Hello,
I've been trying to parse logs from Docker and used this Splunk answer (https://answers.splunk.com/answers/611715/docker-logs-produced-in-raw.html) to extract the underlying logs from the Docker JSON.
The underlying logs are also in JSON, so I'm trying to get Splunk to recognize the opening "{" as the start of the event. However, I'm finding that some sources are still dividing each line of the log into a separate event, while some sources are creating a single event with multiple JSON blobs.
Here is my props.conf:
[source::/var/log/containers/*]
SHOULD_LINEMERGE = false
NO_BINARY_CHECK = true
LINE_BREAKER = ([\n\r]+){"log":"{\n # setting line break as opening "{" in underlying JSON
CHARSET = UTF-8
disabled = false
[container_json]
CHARSET=UTF-8
SHOULD_LINEMERGE=false
NO_BINARY_CHECK = true
SEDCMD-1_unjsonify = s/{"log":"(?:\\u[0-9]+)?(.*?)\\n","stream.*/\1/g
SEDCMD-2_unescapequotes = s/\\"/"/g
category = Custom
disabled = false
pulldown_type = true
TRUNCATE=150000
TZ=UTC
KV_MODE = json
This is the log sent from Docker:
{"log":"{\n","stream":"stdout","time":"2018-03-06T18:56:08.648972915Z"}
{"log":" \"time\": \"2018-03-06 18:56:08.648636Z\",\n","stream":"stdout","time":"2018-03-06T18:56:08.649029831Z"}
{"log":" \"nothing_to_update\": true,\n","stream":"stdout","time":"2018-03-06T18:56:08.64903929Z"}
{"log":" \"events\": [\n","stream":"stdout","time":"2018-03-06T18:56:08.649045009Z"}
{"log":"\n","stream":"stdout","time":"2018-03-06T18:56:08.649050131Z"}
{"log":" ]\n","stream":"stdout","time":"2018-03-06T18:56:08.649054914Z"}
{"log":"}\n","stream":"stdout","time":"2018-03-06T18:56:08.649059571Z"}
This is the extracted source in Splunk, but each line is showing up as individual events:
{
"time": "2018-03-06 18:56:08.648636Z",
"nothing_to_update": true,
"events": [
]
}
I have other source files that seem to be working, but they are concatenating several JSON logs together. This source file shows up as one single event:
{
"time": "2018-03-06 18:56:18.507756Z",
"events": [
"No emails to send"
]
}
{
"time": "2018-03-06 18:56:18.514313Z",
"events": [
"No emails to send"
]
}
I've tried many different props.conf configurations, and this is the closest I've gotten to parsing the JSON properly. The extracted source for both examples is valid JSON, so I'm not sure why some source files are divided into line-by-line events but others are combining multiple JSON events into one.
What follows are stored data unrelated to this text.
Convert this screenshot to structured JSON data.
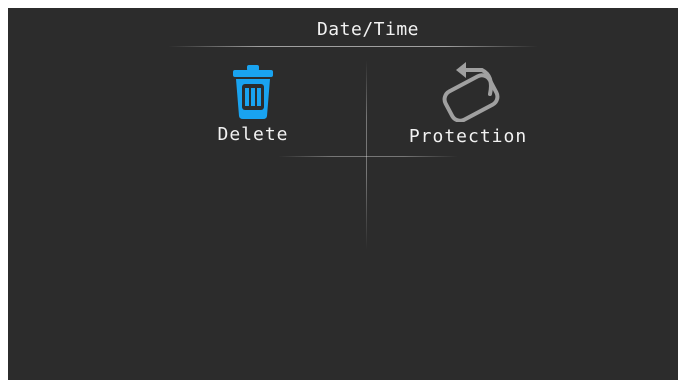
{
  "header": {
    "title": "Date/Time"
  },
  "menu": {
    "items": [
      {
        "label": "Delete",
        "icon": "trash-icon",
        "color": "#19a3f0"
      },
      {
        "label": "Protection",
        "icon": "protect-icon",
        "color": "#a0a0a0"
      }
    ]
  }
}
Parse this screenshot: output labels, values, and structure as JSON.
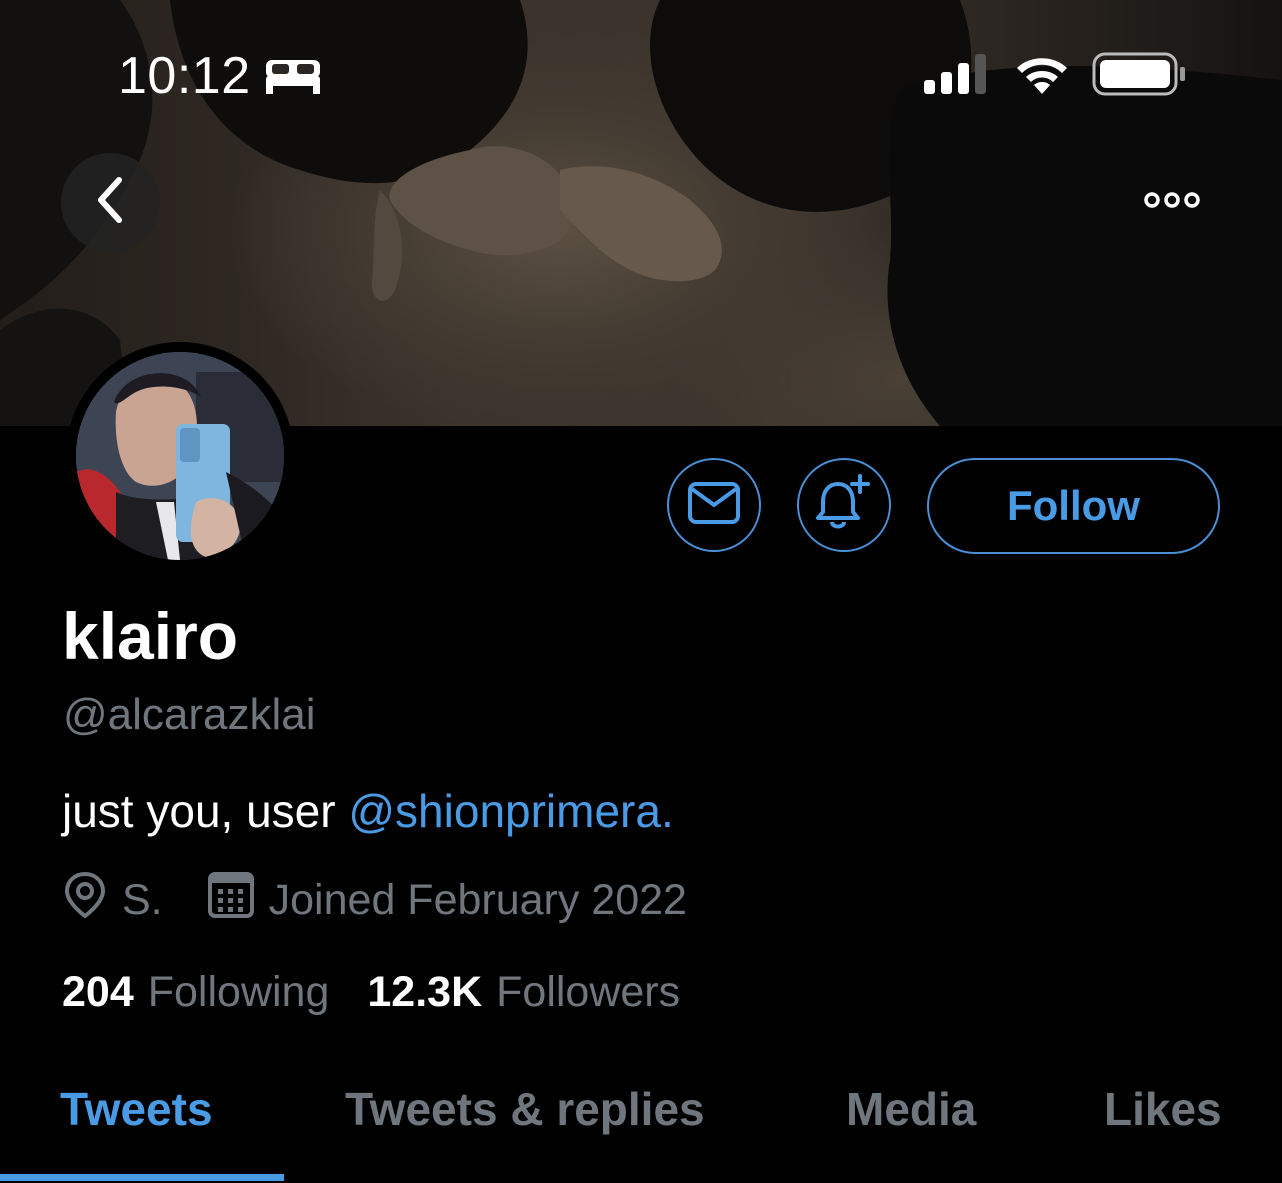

Any help would be greatly appreciated!
Looks like you were going in the right direction with your props settings. Try changing your LINE_BREAKER to this:
LINE_BREAKER = ([\n\r]+)\s*{"log":"{\\n
I'm not sure if you literally have a comment on the same line, but move it to the line before or after. Besides that, I: (1) Added escaping for the literal \n
in your data, and (2) allow spaces before the starting {
; this could simple be a copy-n-paste error when posting to this page, but shouldn't hurt either way.
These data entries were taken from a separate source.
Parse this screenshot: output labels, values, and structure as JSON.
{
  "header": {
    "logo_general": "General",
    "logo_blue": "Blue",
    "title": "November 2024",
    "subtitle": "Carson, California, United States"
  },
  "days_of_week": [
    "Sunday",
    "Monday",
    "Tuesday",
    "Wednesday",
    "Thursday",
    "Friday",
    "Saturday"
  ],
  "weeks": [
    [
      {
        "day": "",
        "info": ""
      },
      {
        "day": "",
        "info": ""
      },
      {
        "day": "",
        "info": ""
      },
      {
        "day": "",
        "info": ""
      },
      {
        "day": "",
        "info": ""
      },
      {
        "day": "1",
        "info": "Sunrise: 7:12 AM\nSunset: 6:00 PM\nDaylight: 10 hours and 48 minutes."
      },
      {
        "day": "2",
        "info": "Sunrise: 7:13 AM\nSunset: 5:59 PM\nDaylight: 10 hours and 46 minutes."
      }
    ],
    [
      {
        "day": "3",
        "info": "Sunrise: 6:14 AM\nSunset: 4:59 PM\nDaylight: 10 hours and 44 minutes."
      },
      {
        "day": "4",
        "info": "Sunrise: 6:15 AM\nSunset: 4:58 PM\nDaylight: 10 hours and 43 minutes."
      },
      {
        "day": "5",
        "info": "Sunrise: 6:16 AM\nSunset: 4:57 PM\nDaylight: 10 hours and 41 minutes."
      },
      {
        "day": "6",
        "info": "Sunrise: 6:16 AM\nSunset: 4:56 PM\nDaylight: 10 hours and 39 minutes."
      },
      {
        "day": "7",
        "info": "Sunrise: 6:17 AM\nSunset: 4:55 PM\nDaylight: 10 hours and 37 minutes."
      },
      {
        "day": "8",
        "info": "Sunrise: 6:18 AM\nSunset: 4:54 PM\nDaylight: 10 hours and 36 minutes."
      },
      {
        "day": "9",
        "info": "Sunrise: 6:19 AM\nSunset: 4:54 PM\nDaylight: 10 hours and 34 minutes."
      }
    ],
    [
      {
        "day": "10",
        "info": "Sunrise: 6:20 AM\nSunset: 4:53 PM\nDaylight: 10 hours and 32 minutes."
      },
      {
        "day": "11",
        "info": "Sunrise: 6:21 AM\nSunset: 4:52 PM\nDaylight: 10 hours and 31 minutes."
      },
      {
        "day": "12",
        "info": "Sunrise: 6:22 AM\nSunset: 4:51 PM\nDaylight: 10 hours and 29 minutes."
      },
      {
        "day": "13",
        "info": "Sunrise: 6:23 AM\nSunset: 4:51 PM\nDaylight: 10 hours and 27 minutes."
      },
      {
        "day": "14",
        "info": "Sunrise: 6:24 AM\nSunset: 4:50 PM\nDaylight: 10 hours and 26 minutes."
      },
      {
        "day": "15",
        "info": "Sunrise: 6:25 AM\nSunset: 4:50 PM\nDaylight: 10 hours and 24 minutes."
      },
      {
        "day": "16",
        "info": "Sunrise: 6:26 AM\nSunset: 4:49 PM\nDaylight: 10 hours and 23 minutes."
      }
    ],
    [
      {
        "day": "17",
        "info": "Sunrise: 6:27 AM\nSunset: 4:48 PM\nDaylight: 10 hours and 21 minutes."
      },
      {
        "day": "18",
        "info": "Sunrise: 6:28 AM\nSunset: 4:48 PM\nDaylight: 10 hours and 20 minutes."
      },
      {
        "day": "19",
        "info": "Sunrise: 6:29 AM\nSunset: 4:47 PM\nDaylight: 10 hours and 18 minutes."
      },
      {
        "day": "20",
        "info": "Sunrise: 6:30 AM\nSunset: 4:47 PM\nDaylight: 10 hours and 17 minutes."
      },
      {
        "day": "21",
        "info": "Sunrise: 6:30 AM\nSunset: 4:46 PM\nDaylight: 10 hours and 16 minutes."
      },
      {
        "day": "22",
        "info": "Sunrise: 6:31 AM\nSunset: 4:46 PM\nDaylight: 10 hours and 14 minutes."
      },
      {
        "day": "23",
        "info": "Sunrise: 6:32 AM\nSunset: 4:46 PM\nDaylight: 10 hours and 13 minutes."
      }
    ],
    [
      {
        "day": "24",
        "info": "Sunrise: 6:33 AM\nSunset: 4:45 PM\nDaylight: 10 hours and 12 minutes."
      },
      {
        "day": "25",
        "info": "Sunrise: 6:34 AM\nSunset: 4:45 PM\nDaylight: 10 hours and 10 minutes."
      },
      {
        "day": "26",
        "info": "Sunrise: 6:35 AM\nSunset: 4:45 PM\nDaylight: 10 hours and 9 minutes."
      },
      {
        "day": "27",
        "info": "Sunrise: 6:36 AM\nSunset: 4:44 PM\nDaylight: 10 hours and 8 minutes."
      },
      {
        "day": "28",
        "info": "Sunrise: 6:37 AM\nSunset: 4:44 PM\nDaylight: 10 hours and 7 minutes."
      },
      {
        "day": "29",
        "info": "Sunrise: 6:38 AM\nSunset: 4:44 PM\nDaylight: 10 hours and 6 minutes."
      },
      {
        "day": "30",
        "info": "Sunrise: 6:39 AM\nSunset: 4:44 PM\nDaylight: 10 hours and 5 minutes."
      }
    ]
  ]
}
If you want to use the original timestamps, instead of the ones from the wrapper process, then you could use something like this: (I used this combo on the test data provided.)
[your_sourcetype]
SHOULD_LINEMERGE=false
CHARSET=UTF-8
LINE_BREAKER=([\n\r]+)\s*{"log":"{\\n
SEDCMD-1=s/{"log":"(?:\\u[0-9]+)?(.*?)\\n","stream.*/\1/g
SEDCMD-2=s/\\"/"/g
TIME_PREFIX=\\"time\\": \\"
TIME_FORMAT=%Y-%m-%d %H:%M:%S.%6N%Z
KV_MODE=json
TRUNCATE=150000
TZ=UTC
Note that TIME_PREFIX
expected to see a literal \"
, because time processing happens before SEDCMD*
take effect.
Looks like you were going in the right direction with your props settings. Try changing your LINE_BREAKER to this:
LINE_BREAKER = ([\n\r]+)\s*{"log":"{\\n
I'm not sure if you literally have a comment on the same line, but move it to the line before or after. Besides that, I: (1) Added escaping for the literal \n
in your data, and (2) allow spaces before the starting {
; this could simple be a copy-n-paste error when posting to this page, but shouldn't hurt either way.
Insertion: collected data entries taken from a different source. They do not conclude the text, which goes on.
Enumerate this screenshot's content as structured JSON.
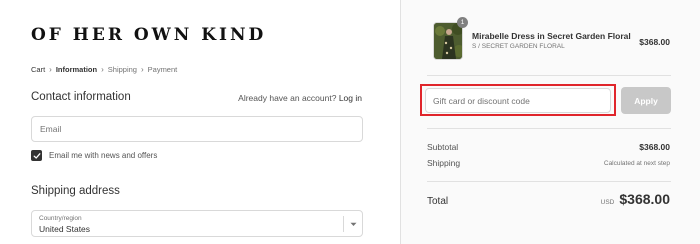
{
  "brand": {
    "logo_text": "OF HER OWN KIND"
  },
  "breadcrumb": [
    {
      "label": "Cart",
      "state": "link"
    },
    {
      "label": "Information",
      "state": "current"
    },
    {
      "label": "Shipping",
      "state": "muted"
    },
    {
      "label": "Payment",
      "state": "muted"
    }
  ],
  "breadcrumb_separator": "›",
  "contact": {
    "title": "Contact information",
    "account_prompt": "Already have an account?",
    "login_label": "Log in",
    "email_placeholder": "Email",
    "email_value": "",
    "newsletter_label": "Email me with news and offers",
    "newsletter_checked": true
  },
  "shipping": {
    "title": "Shipping address",
    "country_label": "Country/region",
    "country_value": "United States"
  },
  "order": {
    "item": {
      "name": "Mirabelle Dress in Secret Garden Floral",
      "variant": "S / SECRET GARDEN FLORAL",
      "price": "$368.00",
      "quantity": "1"
    },
    "discount_placeholder": "Gift card or discount code",
    "discount_value": "",
    "apply_label": "Apply",
    "subtotal_label": "Subtotal",
    "subtotal_value": "$368.00",
    "shipping_label": "Shipping",
    "shipping_value": "Calculated at next step",
    "total_label": "Total",
    "total_currency": "USD",
    "total_value": "$368.00"
  },
  "colors": {
    "highlight": "#e0252b",
    "apply_button": "#c8c8c8",
    "sidebar_bg": "#fafafa"
  },
  "icons": {
    "select_chevron": "chevron-down-icon",
    "checkbox_check": "check-icon"
  }
}
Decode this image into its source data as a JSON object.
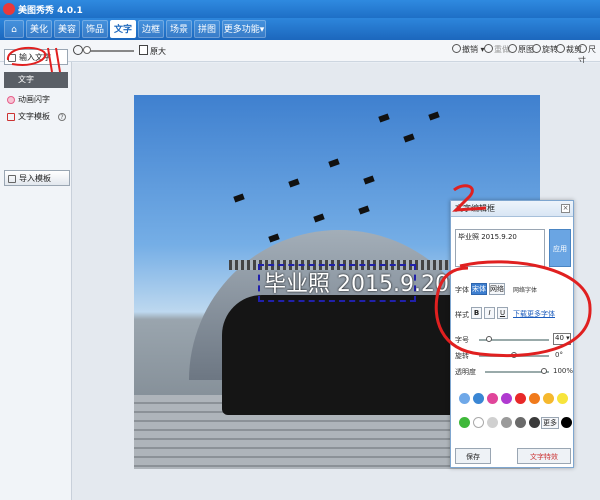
{
  "app": {
    "title": "美图秀秀 4.0.1"
  },
  "menu": {
    "tabs": [
      {
        "label": "美化"
      },
      {
        "label": "美容"
      },
      {
        "label": "饰品"
      },
      {
        "label": "文字"
      },
      {
        "label": "边框"
      },
      {
        "label": "场景"
      },
      {
        "label": "拼图"
      },
      {
        "label": "更多功能▾"
      }
    ],
    "active_index": 3
  },
  "toolbar": {
    "original_label": "原大",
    "undo_label": "撤销",
    "redo_label": "重做",
    "original_view_label": "原图",
    "rotate_label": "旋转",
    "crop_label": "裁剪",
    "size_label": "尺寸"
  },
  "left_panel": {
    "input_text_label": "输入文字",
    "active_item_label": "文字",
    "anim_label": "动画闪字",
    "template_label": "文字模板",
    "import_label": "导入模板"
  },
  "photo": {
    "caption": "毕业照 2015.9.20"
  },
  "editor": {
    "title": "文字编辑框",
    "content": "毕业照 2015.9.20",
    "apply_label": "应用",
    "font_label": "字体",
    "font_opt1": "宋体",
    "font_opt2": "网络",
    "font_opt3": "网络字体",
    "style_label": "样式",
    "bold": "B",
    "italic": "I",
    "underline": "U",
    "download_link": "下载更多字体",
    "size_label": "字号",
    "size_value": "40",
    "rotate_label": "旋转",
    "rotate_value": "0°",
    "opacity_label": "透明度",
    "opacity_value": "100%",
    "more_label": "更多",
    "footer_left": "保存",
    "footer_right": "文字特效"
  },
  "colors": {
    "brand": "#1e6fc6",
    "swatches": [
      "#6fa8e8",
      "#3a86d4",
      "#e0459a",
      "#b03ad0",
      "#e82828",
      "#f07a1c",
      "#f5b82e",
      "#f7e43c",
      "#3fb83a",
      "#ffffff",
      "#d0d0d0",
      "#9a9a9a",
      "#6a6a6a",
      "#3a3a3a",
      "#000000"
    ]
  },
  "annotations": {
    "mark1": "1",
    "mark2": "2"
  }
}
If you want to use the original timestamps, instead of the ones from the wrapper process, then you could use something like this: (I used this combo on the test data provided.)
[your_sourcetype]
SHOULD_LINEMERGE=false
CHARSET=UTF-8
LINE_BREAKER=([\n\r]+)\s*{"log":"{\\n
SEDCMD-1=s/{"log":"(?:\\u[0-9]+)?(.*?)\\n","stream.*/\1/g
SEDCMD-2=s/\\"/"/g
TIME_PREFIX=\\"time\\": \\"
TIME_FORMAT=%Y-%m-%d %H:%M:%S.%6N%Z
KV_MODE=json
TRUNCATE=150000
TZ=UTC
Note that TIME_PREFIX
expected to see a literal \"
, because time processing happens before SEDCMD*
take effect.
I am pulling the logs from Universal Forwarder. Is this to be changed on the UForwarder?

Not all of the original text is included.